Many of the more common labs perform these tests ( Labcorp, Quest )
The first three tests are often given, but not repeated often enough (testing and setting base line and then re-testing and comparing, can validate or deny the efficacy of the protocols). The rest, which are of equal importance, are often not done at all.  A big problem in chemo is developing clots, which can kill a patient. Those extra tests can help to determine who is at risk to develop a clot from the chemo. Testing (setting base line) and then re-testing, can validate or deny the efficacy of the protocols. Part of cancer’s strategy is also to thicken blood, giving it more growth factors and a favorable environment in which to grow collateral veinous structures (angiogenesis) in order to get more glucose and oxygen into the cancer cell. Cancer patients with insulin resistance or diabetes (very common) who are inclined to clotting because of the nature of this pre existing disorder are at even greater risk. We are not connecting these dots well in contemporary chemo oncology.

TUMOR ANALYSIS:  MOLECULAR PROFILING:  BIOMARKER ANALYSIS: ( Target Now, Response Genetics )

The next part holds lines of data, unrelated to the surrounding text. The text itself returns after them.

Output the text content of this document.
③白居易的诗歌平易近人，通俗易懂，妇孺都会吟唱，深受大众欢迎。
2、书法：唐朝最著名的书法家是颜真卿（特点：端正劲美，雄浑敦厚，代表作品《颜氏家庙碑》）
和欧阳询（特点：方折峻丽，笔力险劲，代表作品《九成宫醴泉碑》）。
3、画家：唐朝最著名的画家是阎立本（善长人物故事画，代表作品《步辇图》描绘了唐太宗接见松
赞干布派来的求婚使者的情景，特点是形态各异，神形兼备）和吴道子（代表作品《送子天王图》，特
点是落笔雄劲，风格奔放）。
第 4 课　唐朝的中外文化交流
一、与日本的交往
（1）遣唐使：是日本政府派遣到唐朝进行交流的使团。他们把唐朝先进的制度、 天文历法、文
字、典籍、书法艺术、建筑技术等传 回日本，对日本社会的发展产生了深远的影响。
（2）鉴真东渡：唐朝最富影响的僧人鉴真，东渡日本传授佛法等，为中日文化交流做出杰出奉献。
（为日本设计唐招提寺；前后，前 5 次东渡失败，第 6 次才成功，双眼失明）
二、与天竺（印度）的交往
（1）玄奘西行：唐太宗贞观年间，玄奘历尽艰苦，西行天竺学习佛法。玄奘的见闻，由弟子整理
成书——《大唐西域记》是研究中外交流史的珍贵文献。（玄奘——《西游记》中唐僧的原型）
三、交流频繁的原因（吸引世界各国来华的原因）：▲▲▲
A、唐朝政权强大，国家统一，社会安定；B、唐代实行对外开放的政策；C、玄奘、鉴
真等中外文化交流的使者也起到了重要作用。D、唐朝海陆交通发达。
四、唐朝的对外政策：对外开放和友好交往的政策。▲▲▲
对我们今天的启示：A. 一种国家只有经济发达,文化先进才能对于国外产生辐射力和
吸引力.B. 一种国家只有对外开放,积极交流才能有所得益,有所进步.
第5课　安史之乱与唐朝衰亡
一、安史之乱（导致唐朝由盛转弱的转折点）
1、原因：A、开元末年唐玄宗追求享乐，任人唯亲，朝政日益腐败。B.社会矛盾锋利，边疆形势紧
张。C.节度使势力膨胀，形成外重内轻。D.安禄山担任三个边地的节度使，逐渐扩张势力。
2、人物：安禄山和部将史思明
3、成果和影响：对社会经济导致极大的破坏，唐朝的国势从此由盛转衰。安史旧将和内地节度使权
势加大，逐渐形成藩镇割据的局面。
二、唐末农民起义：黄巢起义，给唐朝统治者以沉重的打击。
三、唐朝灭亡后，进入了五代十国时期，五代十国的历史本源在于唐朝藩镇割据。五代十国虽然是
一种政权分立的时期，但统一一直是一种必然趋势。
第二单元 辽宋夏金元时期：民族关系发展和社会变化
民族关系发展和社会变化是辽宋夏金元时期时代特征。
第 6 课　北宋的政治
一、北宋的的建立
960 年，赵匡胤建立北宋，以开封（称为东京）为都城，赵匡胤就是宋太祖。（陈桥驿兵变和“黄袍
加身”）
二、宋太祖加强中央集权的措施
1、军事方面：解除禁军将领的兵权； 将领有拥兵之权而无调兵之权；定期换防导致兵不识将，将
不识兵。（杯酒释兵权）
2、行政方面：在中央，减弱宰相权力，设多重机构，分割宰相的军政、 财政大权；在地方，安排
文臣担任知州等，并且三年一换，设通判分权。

These tests can determine which growth factors are active, if receptors are amplified and genetic mutations of this particular cancer in this particular person. This information can reveal the supportive mechanisms the cancer is using to resist the drugs. Again this can have major impact on determining protocol.

These tests and the type of information they yield are critical in the area of which drug goes to who. Without this type of work as part of diagnostic evaluation a lot has to be done in the dark. What I have laid out is an abridged version of the type of investigative work that could be done and what I believe is part of the path to a much better result with chemo.